Why do Millennials change jobs so much?
At work a couple of weeks ago, my boss mentioned that he heard that Millennials change their jobs about once a year, on average. He looked at me – a Millennial, of course – and asked, “Why is that?”
According to Amy Adkins in her Gallup article “Millennials: The Job-Hopping Generation”, Millennials are the generation most likely to change jobs frequently. Adkins cites several studies detailing this behavior – “Gallup has found that only 29% of Millennials are engaged at work, meaning only about three in 10 are emotionally and behaviorally connected to their job and company. Another 16% of Millennials are actively disengaged, meaning they are more or less out to do damage to their company. The majority of Millennials (55%) are not engaged, leading all other generations in this category of worker engagement.”
The question is: why are Millennials disengaged? Why are they open to other job opportunities? Why are they so willing to job hop?
As a Millennial, I think I can shed some light on why my generation is more willing to job hop than any other generation to date.
Why Millennials Job Hop
This statement is a bit disturbing to me. I’m concerned that it gives the impression that Millennials are lazy and don’t care. Because that is not true. At least, not for most of us.
I’m a very hard worker. I have been my entire life. I’m where I am now because I put in the hours and worked for it. My strong work ethic is a source of pride for me. And I don’t believe I’m the exception to the rule. Many of my friends who are my age are either busting their butt at their current job, getting involved in their communities, or going back to school to continue their education. Some people I know may not like their jobs, but I can’t think of many who actively try to do more harm than good. I have a friend who deeply does not love her job, but she still puts in a great amount of effort to do it well. She would never work to subvert her employer.
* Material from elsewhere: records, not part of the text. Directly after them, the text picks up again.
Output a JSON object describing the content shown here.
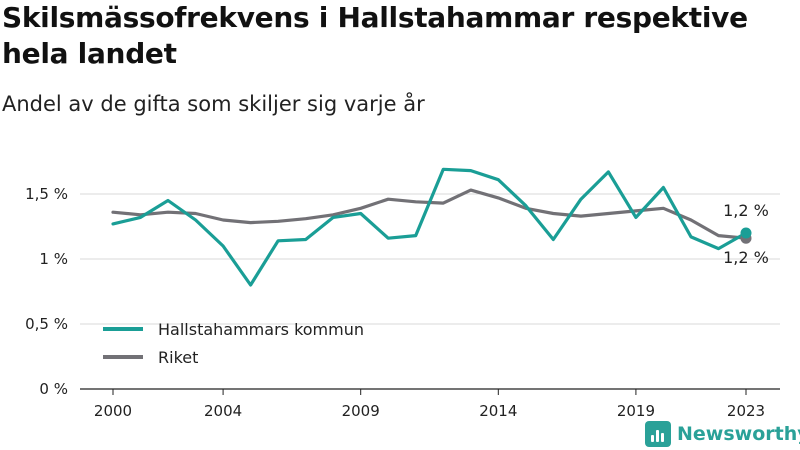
{
  "header": {
    "title": "Skilsmässofrekvens i Hallstahammar respektive hela landet",
    "subtitle": "Andel av de gifta som skiljer sig varje år"
  },
  "brand": {
    "name": "Newsworthy",
    "icon": "bar-chart-icon"
  },
  "colors": {
    "kommun": "#1a9e96",
    "riket": "#727176",
    "grid": "#d9d9d9",
    "axis": "#222222"
  },
  "chart_data": {
    "type": "line",
    "x": [
      2000,
      2001,
      2002,
      2003,
      2004,
      2005,
      2006,
      2007,
      2008,
      2009,
      2010,
      2011,
      2012,
      2013,
      2014,
      2015,
      2016,
      2017,
      2018,
      2019,
      2020,
      2021,
      2022,
      2023
    ],
    "xticks": [
      2000,
      2004,
      2009,
      2014,
      2019,
      2023
    ],
    "xtick_labels": [
      "2000",
      "2004",
      "2009",
      "2014",
      "2019",
      "2023"
    ],
    "xlim": [
      2000,
      2023
    ],
    "ylim": [
      0,
      1.5
    ],
    "yticks": [
      0,
      0.5,
      1,
      1.5
    ],
    "ytick_labels": [
      "0 %",
      "0,5 %",
      "1 %",
      "1,5 %"
    ],
    "grid": "horizontal",
    "legend_position": "bottom-left",
    "series": [
      {
        "name": "Hallstahammars kommun",
        "color": "#1a9e96",
        "values": [
          1.27,
          1.32,
          1.45,
          1.3,
          1.1,
          0.8,
          1.14,
          1.15,
          1.32,
          1.35,
          1.16,
          1.18,
          1.69,
          1.68,
          1.61,
          1.41,
          1.15,
          1.46,
          1.67,
          1.32,
          1.55,
          1.17,
          1.08,
          1.2
        ],
        "end_label": "1,2 %"
      },
      {
        "name": "Riket",
        "color": "#727176",
        "values": [
          1.36,
          1.34,
          1.36,
          1.35,
          1.3,
          1.28,
          1.29,
          1.31,
          1.34,
          1.39,
          1.46,
          1.44,
          1.43,
          1.53,
          1.47,
          1.39,
          1.35,
          1.33,
          1.35,
          1.37,
          1.39,
          1.3,
          1.18,
          1.16
        ],
        "end_label": "1,2 %"
      }
    ]
  }
}
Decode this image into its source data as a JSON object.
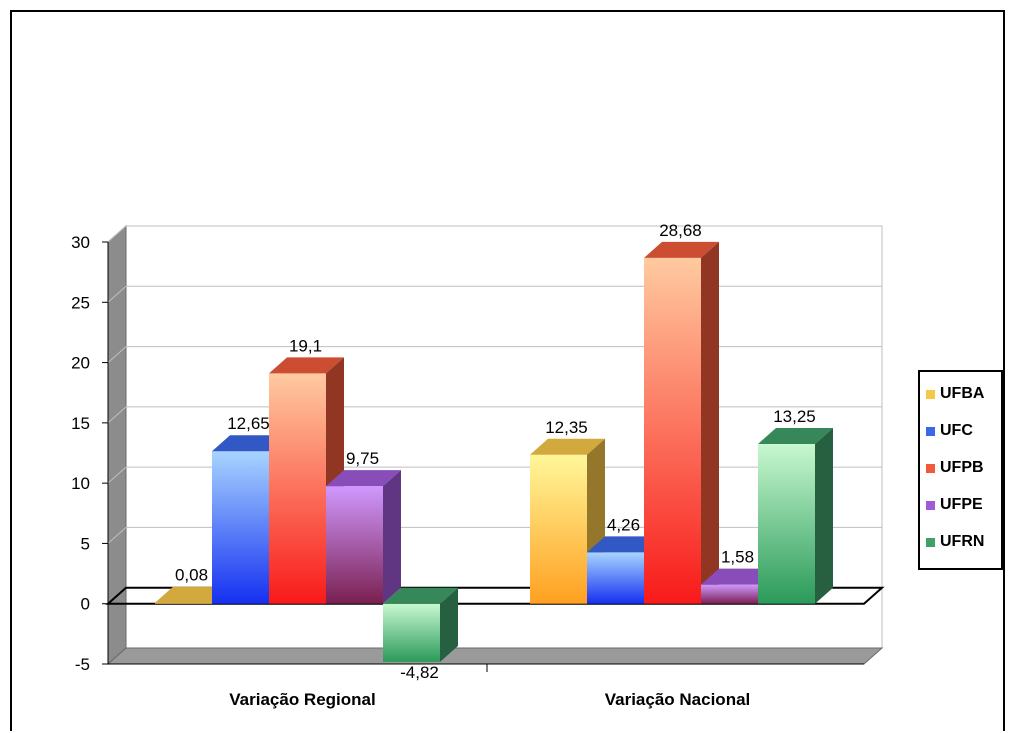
{
  "chart_data": {
    "type": "bar",
    "categories": [
      "Variação Regional",
      "Variação Nacional"
    ],
    "series": [
      {
        "name": "UFBA",
        "values": [
          0.08,
          12.35
        ],
        "labels": [
          "0,08",
          "12,35"
        ],
        "color": "#f7c748"
      },
      {
        "name": "UFC",
        "values": [
          12.65,
          4.26
        ],
        "labels": [
          "12,65",
          "4,26"
        ],
        "color": "#3a68e8"
      },
      {
        "name": "UFPB",
        "values": [
          19.1,
          28.68
        ],
        "labels": [
          "19,1",
          "28,68"
        ],
        "color": "#f05a3a"
      },
      {
        "name": "UFPE",
        "values": [
          9.75,
          1.58
        ],
        "labels": [
          "9,75",
          "1,58"
        ],
        "color": "#a05ad8"
      },
      {
        "name": "UFRN",
        "values": [
          -4.82,
          13.25
        ],
        "labels": [
          "-4,82",
          "13,25"
        ],
        "color": "#3fa06a"
      }
    ],
    "yticks": [
      "30",
      "25",
      "20",
      "15",
      "10",
      "5",
      "0",
      "-5"
    ],
    "ylim": [
      -5,
      30
    ],
    "grid": true,
    "legend": "right"
  }
}
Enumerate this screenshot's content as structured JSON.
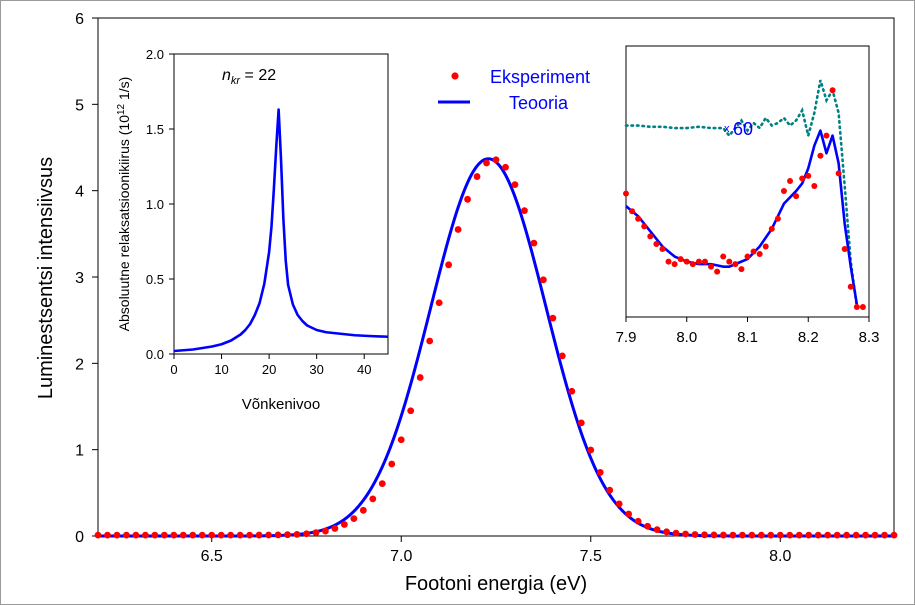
{
  "chart_data": [
    {
      "id": "main",
      "type": "scatter",
      "xlabel": "Footoni energia (eV)",
      "ylabel": "Luminestsentsi intensiivsus",
      "xlim": [
        6.2,
        8.3
      ],
      "ylim": [
        0,
        6
      ],
      "xticks": [
        6.5,
        7.0,
        7.5,
        8.0
      ],
      "xtick_labels": [
        "6.5",
        "7.0",
        "7.5",
        "8.0"
      ],
      "yticks": [
        0,
        1,
        2,
        3,
        4,
        5,
        6
      ],
      "ytick_labels": [
        "0",
        "1",
        "2",
        "3",
        "4",
        "5",
        "6"
      ],
      "grid": false,
      "legend": {
        "placement": "top-center",
        "entries": [
          "Eksperiment",
          "Teooria"
        ]
      },
      "series": [
        {
          "name": "Eksperiment",
          "marker": "dot",
          "color": "#ff0000",
          "gaussian_model": {
            "peak": 4.36,
            "center": 7.245,
            "sigma": 0.148,
            "baseline": 0.01,
            "x_start": 6.2,
            "x_end": 8.3,
            "step": 0.025
          }
        },
        {
          "name": "Teooria",
          "marker": "line",
          "color": "#0000ff",
          "gaussian_model": {
            "peak": 4.37,
            "center": 7.23,
            "sigma": 0.152,
            "baseline": 0.0,
            "x_start": 6.2,
            "x_end": 8.3,
            "step": 0.005
          }
        }
      ]
    },
    {
      "id": "inset_left",
      "type": "line",
      "xlabel": "Võnkenivoo",
      "ylabel": "Absoluutne relaksatsioonikiirus (10",
      "ylabel_sup": "12",
      "ylabel_tail": " 1/s)",
      "annotation_n": "n",
      "annotation_sub": "kr",
      "annotation_value": " = 22",
      "xlim": [
        0,
        45
      ],
      "ylim": [
        0,
        2.0
      ],
      "xticks": [
        0,
        10,
        20,
        30,
        40
      ],
      "xtick_labels": [
        "0",
        "10",
        "20",
        "30",
        "40"
      ],
      "yticks": [
        0,
        0.5,
        1.0,
        1.5,
        2.0
      ],
      "ytick_labels": [
        "0.0",
        "0.5",
        "1.0",
        "1.5",
        "2.0"
      ],
      "series": [
        {
          "color": "#0000ff",
          "x": [
            0,
            2,
            4,
            6,
            8,
            10,
            12,
            14,
            15,
            16,
            17,
            18,
            19,
            20,
            20.5,
            21,
            21.5,
            22,
            22.5,
            23,
            23.5,
            24,
            25,
            26,
            27,
            28,
            30,
            32,
            35,
            38,
            41,
            45
          ],
          "y": [
            0.02,
            0.025,
            0.03,
            0.04,
            0.05,
            0.065,
            0.09,
            0.13,
            0.16,
            0.2,
            0.26,
            0.34,
            0.47,
            0.68,
            0.85,
            1.1,
            1.38,
            1.63,
            1.3,
            0.9,
            0.62,
            0.46,
            0.33,
            0.26,
            0.22,
            0.19,
            0.16,
            0.145,
            0.135,
            0.125,
            0.12,
            0.115
          ]
        }
      ]
    },
    {
      "id": "inset_right",
      "type": "scatter",
      "xlim": [
        7.9,
        8.3
      ],
      "xticks": [
        7.9,
        8.0,
        8.1,
        8.2,
        8.3
      ],
      "xtick_labels": [
        "7.9",
        "8.0",
        "8.1",
        "8.2",
        "8.3"
      ],
      "ylim": [
        0,
        1
      ],
      "annotation": "60",
      "annotation_prefix": "x",
      "series": [
        {
          "name": "dotted",
          "color": "#008080",
          "x": [
            7.9,
            7.92,
            7.94,
            7.96,
            7.98,
            8.0,
            8.02,
            8.04,
            8.06,
            8.07,
            8.08,
            8.09,
            8.1,
            8.11,
            8.12,
            8.13,
            8.14,
            8.15,
            8.16,
            8.17,
            8.18,
            8.19,
            8.2,
            8.21,
            8.22,
            8.23,
            8.24,
            8.25,
            8.26,
            8.27,
            8.28
          ],
          "y": [
            0.74,
            0.74,
            0.735,
            0.735,
            0.73,
            0.73,
            0.735,
            0.73,
            0.73,
            0.7,
            0.73,
            0.76,
            0.72,
            0.75,
            0.73,
            0.77,
            0.74,
            0.75,
            0.77,
            0.74,
            0.76,
            0.8,
            0.7,
            0.79,
            0.92,
            0.84,
            0.88,
            0.79,
            0.5,
            0.2,
            0.02
          ]
        },
        {
          "name": "blue",
          "color": "#0000ff",
          "x": [
            7.9,
            7.92,
            7.94,
            7.96,
            7.98,
            8.0,
            8.02,
            8.04,
            8.06,
            8.07,
            8.08,
            8.1,
            8.12,
            8.14,
            8.16,
            8.18,
            8.19,
            8.2,
            8.21,
            8.22,
            8.23,
            8.24,
            8.25,
            8.26,
            8.27,
            8.28
          ],
          "y": [
            0.42,
            0.38,
            0.32,
            0.26,
            0.22,
            0.2,
            0.19,
            0.19,
            0.18,
            0.18,
            0.19,
            0.21,
            0.26,
            0.33,
            0.43,
            0.48,
            0.51,
            0.57,
            0.66,
            0.72,
            0.63,
            0.7,
            0.59,
            0.35,
            0.18,
            0.03
          ]
        },
        {
          "name": "red",
          "color": "#ff0000",
          "x": [
            7.9,
            7.91,
            7.92,
            7.93,
            7.94,
            7.95,
            7.96,
            7.97,
            7.98,
            7.99,
            8.0,
            8.01,
            8.02,
            8.03,
            8.04,
            8.05,
            8.06,
            8.07,
            8.08,
            8.09,
            8.1,
            8.11,
            8.12,
            8.13,
            8.14,
            8.15,
            8.16,
            8.17,
            8.18,
            8.19,
            8.2,
            8.21,
            8.22,
            8.23,
            8.24,
            8.25,
            8.26,
            8.27,
            8.28,
            8.29
          ],
          "y": [
            0.47,
            0.4,
            0.37,
            0.34,
            0.3,
            0.27,
            0.25,
            0.2,
            0.19,
            0.21,
            0.2,
            0.19,
            0.2,
            0.2,
            0.18,
            0.16,
            0.22,
            0.2,
            0.19,
            0.17,
            0.22,
            0.24,
            0.23,
            0.26,
            0.33,
            0.37,
            0.48,
            0.52,
            0.46,
            0.53,
            0.54,
            0.5,
            0.62,
            0.7,
            0.88,
            0.55,
            0.25,
            0.1,
            0.02,
            0.02
          ]
        }
      ]
    }
  ]
}
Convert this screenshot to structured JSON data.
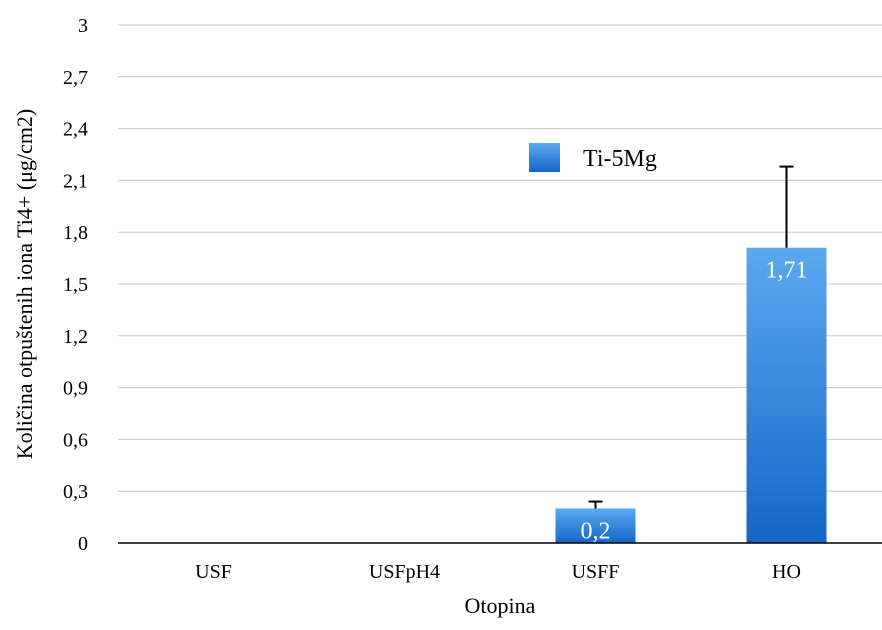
{
  "chart_data": {
    "type": "bar",
    "title": "",
    "xlabel": "Otopina",
    "ylabel": "Količina otpuštenih iona Ti4+ (μg/cm2)",
    "categories": [
      "USF",
      "USFpH4",
      "USFF",
      "HO"
    ],
    "series": [
      {
        "name": "Ti-5Mg",
        "values": [
          null,
          null,
          0.2,
          1.71
        ],
        "data_labels": [
          "",
          "",
          "0,2",
          "1,71"
        ],
        "error_plus": [
          null,
          null,
          0.04,
          0.47
        ],
        "color_top": "#5aaaf0",
        "color_bottom": "#1565c8"
      }
    ],
    "ylim": [
      0,
      3
    ],
    "yticks": [
      0,
      0.3,
      0.6,
      0.9,
      1.2,
      1.5,
      1.8,
      2.1,
      2.4,
      2.7,
      3
    ],
    "ytick_labels": [
      "0",
      "0,3",
      "0,6",
      "0,9",
      "1,2",
      "1,5",
      "1,8",
      "2,1",
      "2,4",
      "2,7",
      "3"
    ],
    "grid": true,
    "legend_position": "top-right",
    "colors": {
      "grid": "#c8c8c8",
      "axis": "#000000",
      "text": "#000000",
      "data_label": "#ffffff"
    }
  }
}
What Millennials Care About
And Millennials do care about a lot of things. We care about being able to afford our first home. Some care about starting families. Others care about traveling. Most care very deeply for causes near and dear to their hearts. We all care about spending time with people we love. And you know what all of those things cost? Money. Houses cost money. Families cost money. Traveling costs money. Volunteering and donating to causes costs money. Just buying groceries to cook at home to host a small get-together with friends and family costs money.
We want to be passionate about our jobs. We want to be engaged. But we also really, really want to pay our bills. Welcome to #adulthood. So, yes, many will take a job to make ends meet, but will still keep an eye on the job market to see if that dream opportunity arrives.
So, Millennials job hop mainly because our priorities are different from other generations. We’re a little more self-involved; if a job doesn’t provide us with the lifestyle we want, we’re going to drop it like a hot brick to pursue a job that does. We all had to read about disillusioned characters pursuing “The American Dream” in our high school literature classes. Like Death of a Salesman by Arthur Miller. It was terrifying. Nobody my age wants to be a Willy Loman. And that means not holding onto a job just for the sake of it until it’s literally the death of us.
With this in mind, why get too attached to a job? A current job might fit some of our criteria and pay the bills, but Millennials are definitely opportunists. So we keep an eye on the classifieds and comb job boards – just because we can. We never know if something more suitable is just around the corner. And unless your company is super amazing and offers great perks and pays more than enough and allows them to spend time with loved ones, chances are your Millennial employees will leave you for what they think is a better opportunity.
How to Retain Millennial Employees
I think Adkins summed it up well here: “It’s possible that many Millennials actually don’t want to switch jobs, but their companies aren’t giving them compelling reasons to stay. When Millennials see what appears to be a better opportunity, they have every incentive to take it. While Millennials can come across as wanting more and more, the reality is that they just want a job that feels worthwhile — and they will keep looking until they find it.”
That’s exactly how it was for me. Granted, I’ve had an … I’ll call it “eclectic” job history. I first went to college to study preschool teaching; traveled abroad for a brief time as an English tutor; came home and worked on the family ranch; worked part-time at a meat shop; got a side gig writing a newsletter and managing a website and social media for a local organization; worked as a community writer/graphic designer at a local newspaper; am interning part-time with a book publisher remotely; and now, work in marketing with The Get Smart Group. I’m a prime example of a Millennial testing the job market waters to see what fits with my lifestyle and goals the best.
The Get Smart Group is an example of a company that’s great to work for as a Millennial. My job as a Digital Marketing Assistant at The Get Smart Group has a lot of perks that suit several of my personal goals:
- Even though my hours are technically 9-to-5, they are definitely flexible. I literally was able to swap days that I worked so I could go help on the family ranch. If that’s not flexibility, I don’t know what is.
- I can work remotely. I love being 5 minutes from the main office, but I especially love the ability to take my work with me wherever I go. What if I need/want to move someplace else? I don’t have to quit my job in order to do so.
- The pay ain’t bad.
If you are looking for ways to retain Millennial employees, you have to understand what the most appealing incentives for them are. Be the type of company all workers want to stay. Offer growth opportunities and challenges, but provide support and incentives to rise to the challenges. Be the best option, and they won’t abandon you because they want more. Be more.